Добавить в цитаты Настройки чтения

Страница 6 из 14

Человек для них слишком большая добыча. Смекнули и оцепили Друга в кольцо…

Уоллас подскакивает, пинает ближайшую тварь. Тельце ее отлетает, шмякается о ствол дерева и остается недвижимым в корнях.

Все как один торопыжки замирают и смотрят, как испускает дух их споборник. Затем с яростным гоготом бросаются к Другу. Пес вырывается, улепетывает по дуге, возвращаясь за защитой к хозяину. Таранит немаленьким весом, опрокидывает на перегной. Уоллас больно бьется плечом о некстати вылезший корень. Торопливо вскочив, рубит не глядя, перекатывается на колени, снова бьет тесаком. На лицо брызжет теплое. Кровь?

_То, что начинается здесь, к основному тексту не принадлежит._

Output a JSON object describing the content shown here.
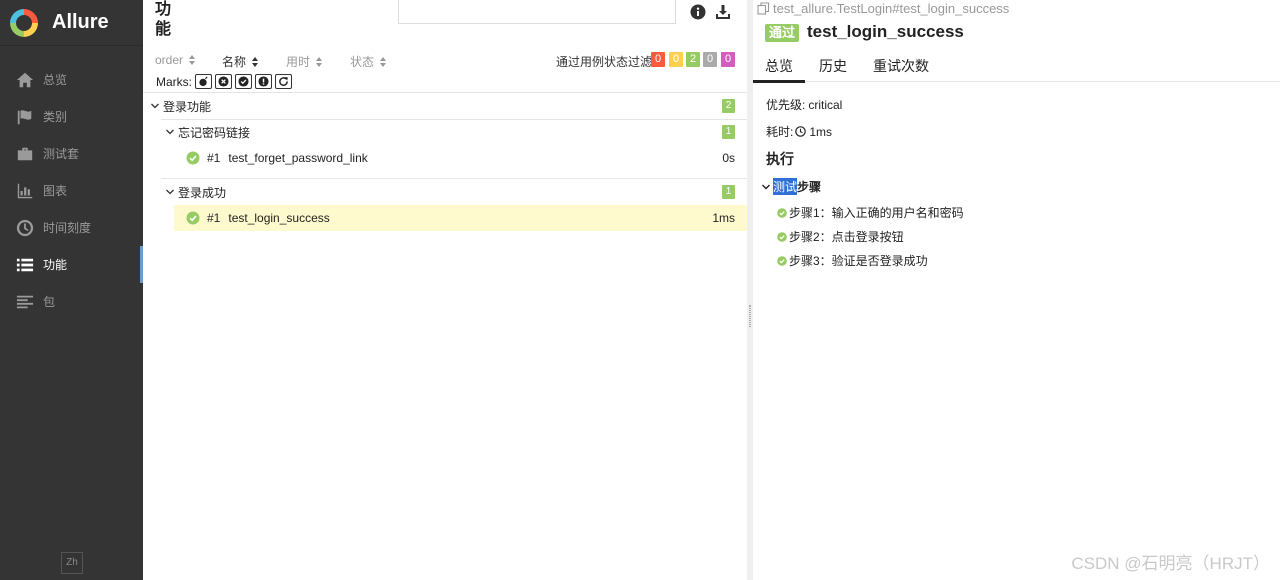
{
  "sidebar": {
    "brand": "Allure",
    "items": [
      {
        "label": "总览",
        "icon": "home-icon"
      },
      {
        "label": "类别",
        "icon": "flag-icon"
      },
      {
        "label": "测试套",
        "icon": "briefcase-icon"
      },
      {
        "label": "图表",
        "icon": "bar-chart-icon"
      },
      {
        "label": "时间刻度",
        "icon": "clock-icon"
      },
      {
        "label": "功能",
        "icon": "list-icon",
        "active": true
      },
      {
        "label": "包",
        "icon": "align-left-icon"
      }
    ],
    "language": "Zh"
  },
  "list": {
    "title": "功能",
    "search_placeholder": "",
    "sort": {
      "order": "order",
      "name": "名称",
      "duration": "用时",
      "status": "状态"
    },
    "filter_label": "通过用例状态过滤:",
    "status_counts": [
      {
        "value": "0",
        "color": "#fd5a3e"
      },
      {
        "value": "0",
        "color": "#ffd050"
      },
      {
        "value": "2",
        "color": "#97cc64"
      },
      {
        "value": "0",
        "color": "#aaaaaa"
      },
      {
        "value": "0",
        "color": "#d35ebe"
      }
    ],
    "marks_label": "Marks:",
    "tree": {
      "feature": {
        "label": "登录功能",
        "count": "2"
      },
      "groups": [
        {
          "label": "忘记密码链接",
          "count": "1",
          "cases": [
            {
              "num": "#1",
              "name": "test_forget_password_link",
              "duration": "0s"
            }
          ]
        },
        {
          "label": "登录成功",
          "count": "1",
          "cases": [
            {
              "num": "#1",
              "name": "test_login_success",
              "duration": "1ms"
            }
          ]
        }
      ]
    }
  },
  "detail": {
    "breadcrumb": "test_allure.TestLogin#test_login_success",
    "status": "通过",
    "title": "test_login_success",
    "tabs": [
      "总览",
      "历史",
      "重试次数"
    ],
    "severity_label": "优先级:",
    "severity_value": "critical",
    "duration_label": "耗时:",
    "duration_value": "1ms",
    "execution_heading": "执行",
    "steps_heading_hl": "测试",
    "steps_heading_rest": "步骤",
    "steps": [
      "步骤1：输入正确的用户名和密码",
      "步骤2：点击登录按钮",
      "步骤3：验证是否登录成功"
    ]
  },
  "watermark": "CSDN @石明亮（HRJT）",
  "colors": {
    "passed": "#97cc64",
    "sidebar": "#343434"
  }
}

Уродцы с кудахтаньем прыскают в стороны. Становится тихо, будто ничего не было.

Друг настороженно нюхает трупики. Косится с видом: «Ну что, наконец нагулялся? Теперь-то нам можно домой?»

Уоллас едва сдерживается, чтобы не пнуть трусливую псину. Не так он себе общий путь представлял.

Ээх… Душу гложет тревога за пса.

Уоллас наощупь перебирается через вывернутые корни и стволы упавших деревьев. Хлюпает промокшими сапожками в разметах, путается в ветвях, каждый прут норовит лицо разодрать. Помогли бы заговоренные очки, навроде эльфийских, только с прозрачными стеклами. А еще лучше – факел или переносной жировик.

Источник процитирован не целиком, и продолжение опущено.